One of the most powerful aspects of desire is to feel attractive yourself and it seems that this is very far from what you feel. Could you decide to take yourself on as a project? At 58, your health is hugely important so you might take medical advice on how to lose weight and begin an exercise regime; as you have young adults living at home, you could recruit them to help you with this and turn it into a light-hearted aim (Covid 19 might be the perfect opportunity to exercise with your kids).
Emotionally, you feel bereft and this too needs your attention – it might be worth talking honestly to a close friend about what is happening so that you come to an understanding how the last 30 years have turned out for you. However, it might be worth investing in some counselling sessions as you may find that you simply go around in circles with the justifications you have given yourself for years and this cycle needs to break so that you can demand more for yourself.

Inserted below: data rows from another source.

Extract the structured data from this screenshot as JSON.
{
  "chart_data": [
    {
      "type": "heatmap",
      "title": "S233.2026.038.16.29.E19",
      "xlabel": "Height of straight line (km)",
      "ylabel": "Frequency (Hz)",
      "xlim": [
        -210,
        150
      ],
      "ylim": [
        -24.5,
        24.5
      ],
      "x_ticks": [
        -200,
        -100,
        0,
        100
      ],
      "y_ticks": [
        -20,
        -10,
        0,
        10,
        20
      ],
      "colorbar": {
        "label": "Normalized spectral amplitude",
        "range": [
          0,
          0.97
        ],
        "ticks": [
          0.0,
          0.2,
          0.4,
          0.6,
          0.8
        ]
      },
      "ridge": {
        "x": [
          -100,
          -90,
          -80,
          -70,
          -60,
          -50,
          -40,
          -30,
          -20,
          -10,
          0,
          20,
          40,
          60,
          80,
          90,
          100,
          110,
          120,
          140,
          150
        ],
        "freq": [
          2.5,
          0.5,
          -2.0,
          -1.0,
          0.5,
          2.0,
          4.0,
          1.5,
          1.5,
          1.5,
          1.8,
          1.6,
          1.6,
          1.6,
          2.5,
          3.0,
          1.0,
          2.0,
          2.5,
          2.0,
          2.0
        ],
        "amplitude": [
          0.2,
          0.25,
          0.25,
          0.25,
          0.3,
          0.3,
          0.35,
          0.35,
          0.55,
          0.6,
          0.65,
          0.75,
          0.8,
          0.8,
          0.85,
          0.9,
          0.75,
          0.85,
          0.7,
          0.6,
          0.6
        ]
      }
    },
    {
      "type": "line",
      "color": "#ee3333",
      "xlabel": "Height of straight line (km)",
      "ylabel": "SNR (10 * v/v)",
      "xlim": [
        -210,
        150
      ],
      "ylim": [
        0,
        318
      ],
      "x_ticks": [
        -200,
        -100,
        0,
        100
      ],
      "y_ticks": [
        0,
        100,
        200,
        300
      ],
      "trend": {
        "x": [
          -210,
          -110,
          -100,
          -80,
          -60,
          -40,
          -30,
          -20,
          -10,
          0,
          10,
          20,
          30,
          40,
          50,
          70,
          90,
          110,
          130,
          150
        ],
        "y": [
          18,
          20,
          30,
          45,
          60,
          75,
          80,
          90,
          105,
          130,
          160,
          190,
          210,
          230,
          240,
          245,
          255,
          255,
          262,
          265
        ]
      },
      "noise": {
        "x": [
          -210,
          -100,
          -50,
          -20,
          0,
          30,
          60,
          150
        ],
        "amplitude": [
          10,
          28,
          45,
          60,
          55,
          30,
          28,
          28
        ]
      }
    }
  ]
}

Your marriage is in trouble and in a way, your wife’s new external focus is forcing you to react. The hurt caused by the lack of intimacy seems to have gone unheard and now you feel resentful as she seems to be excited by her relationship with her new boss. It is now imperative that you engage fully and honestly with her – this will mean going back over all the past lack of intimacy and what it has meant for both of you. Pain, or fear of pain, tends to destroy desire in women and it seems that this condition has played a huge part in your relationship.
I wonder if your wife has investigated the source of this pain and there are many women’s clinics that offer both medical and psychological support for these conditions. However, the lack of closeness and connection is something that both of you have contributed to and it seems that you both have settled for a relationship that is unfulfilling.
Sex and attraction are part of being alive and no matter what age we are, we will find that these longings keep cropping up. You have a chance now to honour yourself by committing to a regime that prioritises your physical and emotional well-being. Your pattern of denial and restraint have not led to a happy relationship and now it is time to challenge this by requiring real and tough conversations so start today and tell your wife the contents of this letter and of your decision to make your life more meaningful.